MAUJONES 

MAISONS WALLONNES, PICARDES, GAUMAISES

Hèrlinvâ (Herlinval) - maujone ârdènèse / maison ardennaise

(id.)

PLAN

 

0 Jènèrâlités / Généralités

 

0.1   Matèriaus / Matériaux

0.2 Arindjemint / Disposition

 

1 L’ en-d’foû / L’extérieur

 

1.0 Jènèrâlités / Généralités

1.1 Pègnons / Pignons

1.2 Twèts / Toits

1.3 Rampes di batêres / Rampes d’accès à l’aire de grange

1.4 Aurvaus / Passages voûtés

 

2 L’en-d’dins / l’intérieur

 

2.0 Jènèrâlités / Généralités

2.1 Colèbîs / Pigeonniers

2.2 Takes  / Plaques de fonte

 

0.1 Matèriaus / Matériaux

in : Merenne E., Thiernesse L., Maisons et villages de Wallonie, éd. Duculot, 1979

 

(p.43) LA MAISON RURALE DANS LE PAYSAGE

 

LES MATÉRIAUX

 

Anciennement, pour construire, on disposait, dans les villages, d’une panoplie de matériaux qui provenaient :

 

  1. De la forêt et de la lande

 

Les droits d’usage permettaient de prélever du bois d’œuvre que l’on utilisait pour la charpente des murs en colombage, pour la toiture mais aussi pour l’encadrement des baies de fenêtres. On peut encore voir quelques exemples de cette technique dans de vieilles maisons de l’Ardenne du Sud-Ouest.

Nos ancêtres savaient utiliser le bois avec astuce. En Ardenne centrale, le linteau des portes de granges, construites au début du XIXe siècle est tout simplement constitué d’un tronc d’arbre courbé, placé avec le côté convexe vers le haut. Malgré le poids qu’ils supportent, ces arbres tiennent bon depuis presque deux cents ans. Admirons au passage l’intelligente utilisation d’un « bois » impropre à un usage normal.

La forêt fournissait aussi des branches de deux à trois centimètres de diamètre (généralement de noisetier) qui, tressées ou entrelacées, formaient les claies que l’on enduisait d’argile dans les constructions en torchis (voir ci-dessous).

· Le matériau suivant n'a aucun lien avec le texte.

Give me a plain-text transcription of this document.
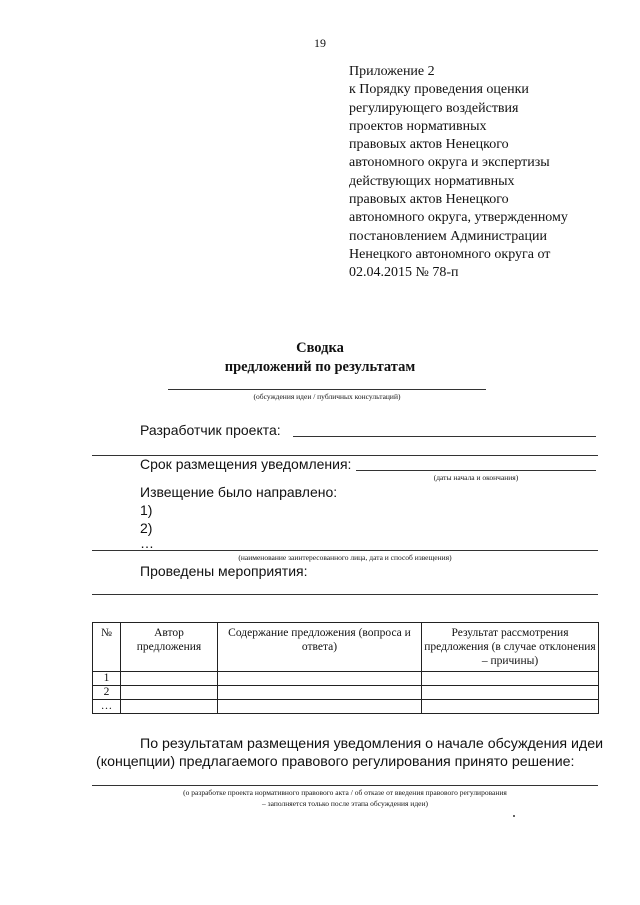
19
Приложение 2
к Порядку проведения оценки
регулирующего воздействия
проектов нормативных
правовых актов Ненецкого
автономного округа и экспертизы
действующих нормативных
правовых актов Ненецкого
автономного округа, утвержденному
постановлением Администрации
Ненецкого автономного округа от
02.04.2015 № 78-п
Сводка
предложений по результатам
(обсуждения идеи / публичных консультаций)
Разработчик проекта:
Срок размещения уведомления:
(даты начала и окончания)
Извещение было направлено:
1)
2)
…
(наименование заинтересованного лица, дата и способ извещения)
Проведены мероприятия:
№	Автор предложения	Содержание предложения (вопроса и ответа)	Результат рассмотрения предложения (в случае отклонения – причины)
1			
2			
…			
По результатам размещения уведомления о начале обсуждения идеи (концепции) предлагаемого правового регулирования принято решение:
(о разработке проекта нормативного правового акта / об отказе от введения правового регулирования
– заполняется только после этапа обсуждения идеи)
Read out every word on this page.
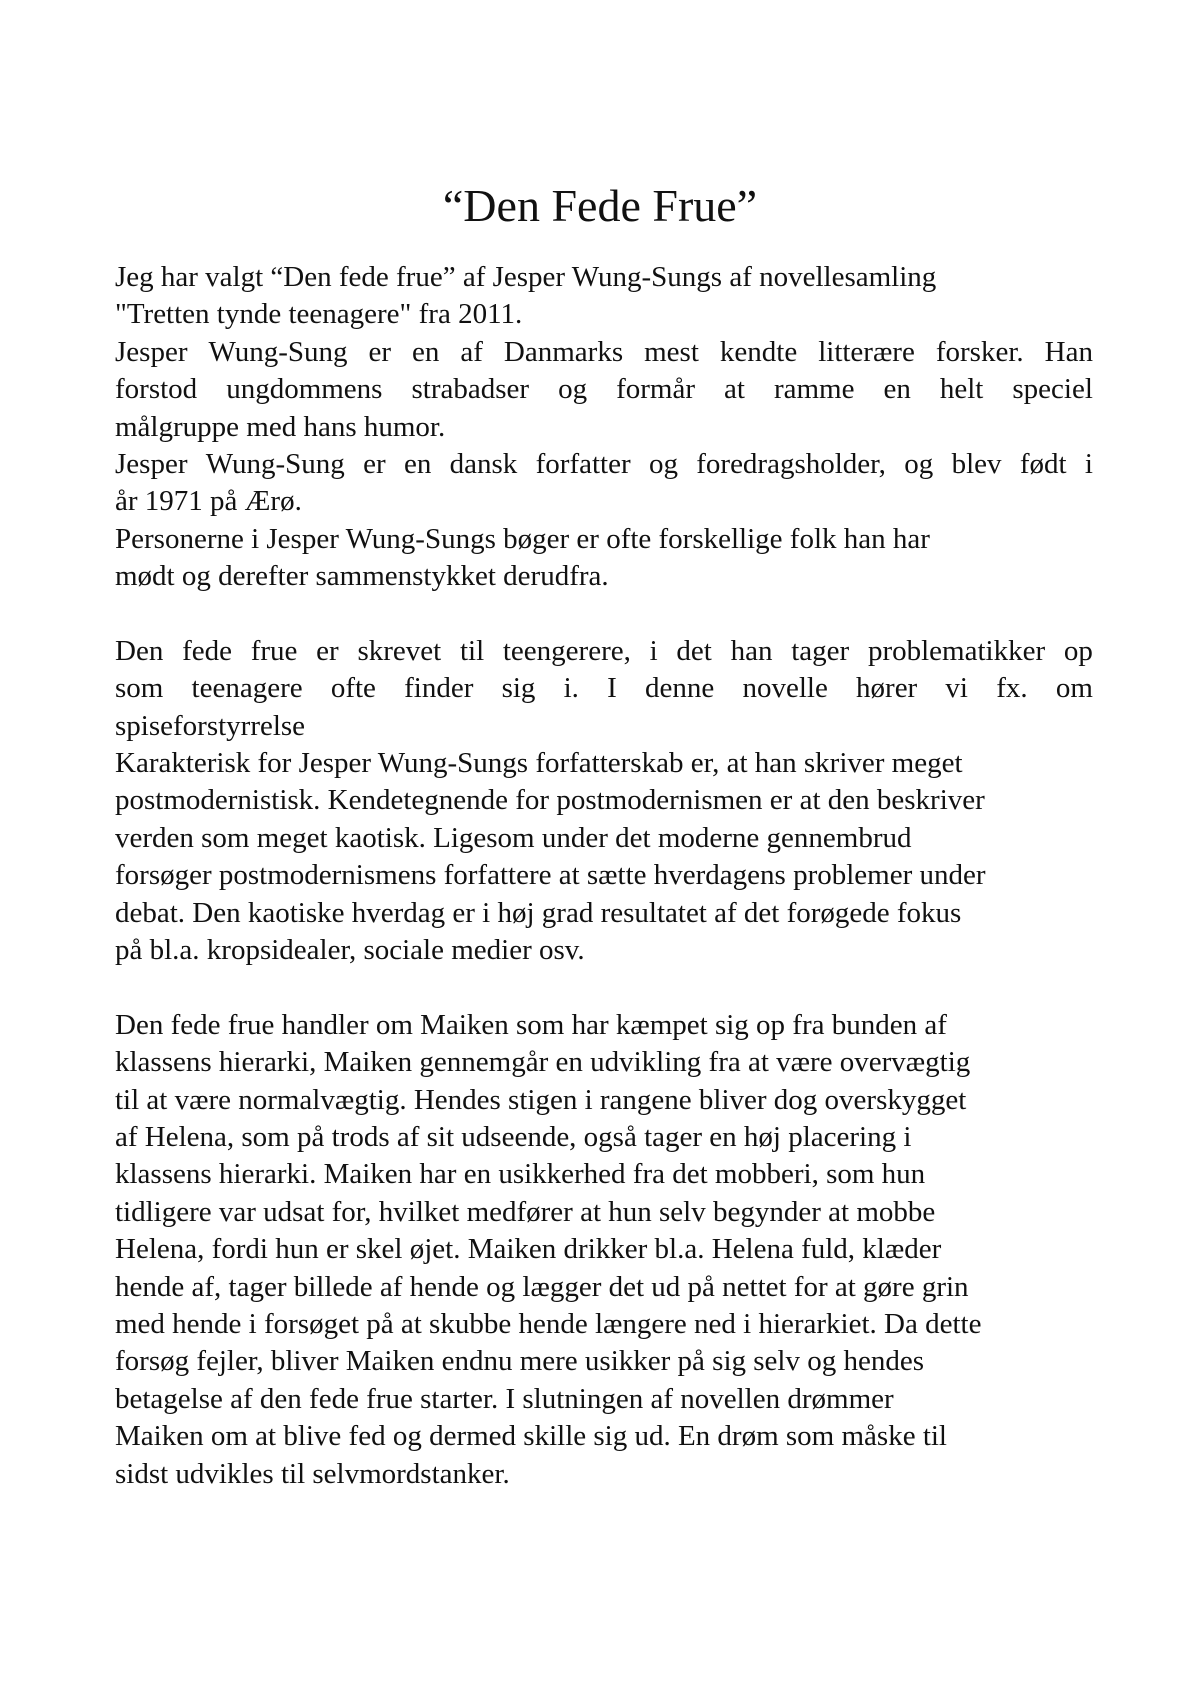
“Den Fede Frue”
Jeg har valgt “Den fede frue” af Jesper Wung-Sungs af novellesamling
"Tretten tynde teenagere" fra 2011.
Jesper Wung-Sung er en af Danmarks mest kendte litterære forsker. Han
forstod ungdommens strabadser og formår at ramme en helt speciel
målgruppe med hans humor.
Jesper Wung-Sung er en dansk forfatter og foredragsholder, og blev født i
år 1971 på Ærø.
Personerne i Jesper Wung-Sungs bøger er ofte forskellige folk han har
mødt og derefter sammenstykket derudfra.
Den fede frue er skrevet til teengerere, i det han tager problematikker op
som teenagere ofte finder sig i. I denne novelle hører vi fx. om
spiseforstyrrelse
Karakterisk for Jesper Wung-Sungs forfatterskab er, at han skriver meget
postmodernistisk. Kendetegnende for postmodernismen er at den beskriver
verden som meget kaotisk. Ligesom under det moderne gennembrud
forsøger postmodernismens forfattere at sætte hverdagens problemer under
debat. Den kaotiske hverdag er i høj grad resultatet af det forøgede fokus
på bl.a. kropsidealer, sociale medier osv.
Den fede frue handler om Maiken som har kæmpet sig op fra bunden af
klassens hierarki, Maiken gennemgår en udvikling fra at være overvægtig
til at være normalvægtig. Hendes stigen i rangene bliver dog overskygget
af Helena, som på trods af sit udseende, også tager en høj placering i
klassens hierarki. Maiken har en usikkerhed fra det mobberi, som hun
tidligere var udsat for, hvilket medfører at hun selv begynder at mobbe
Helena, fordi hun er skel øjet. Maiken drikker bl.a. Helena fuld, klæder
hende af, tager billede af hende og lægger det ud på nettet for at gøre grin
med hende i forsøget på at skubbe hende længere ned i hierarkiet. Da dette
forsøg fejler, bliver Maiken endnu mere usikker på sig selv og hendes
betagelse af den fede frue starter. I slutningen af novellen drømmer
Maiken om at blive fed og dermed skille sig ud. En drøm som måske til
sidst udvikles til selvmordstanker.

Les talus de chemins, les landes apportaient leur contribution sous forme de genêts utilisés pour protéger les murs mal exposés.

 

(p.44) B. Du sous-sol

 

Des roches dures, d’origine géologique très variée, abondent à faible profondeur dans toute la région située au sud de la Sambre et de la Meuse (à l’exception cependant de la Fagne et de la Famenne) et affleurent sporadiquement dans le Haut-Pays borain, les vallées de la Senne, de la Dendre et de l’Escaut. Elles ont été très largement employées dans la construction des murs et partiellement pour les toitures. De leur nature, de leur position dans l’échelle stratigraphique

dépendent l’usage qui en a été fait, l’aspect et la teinte conférés à la construction.

 

Le groupe des roches du Cambro-silurien et du Dévonien inférieur comprend des grès plus ou moins quartzitiques, des quartzophyllades, des poudingues, des arkoses. La teinte est généralement foncée avec une dominante grise.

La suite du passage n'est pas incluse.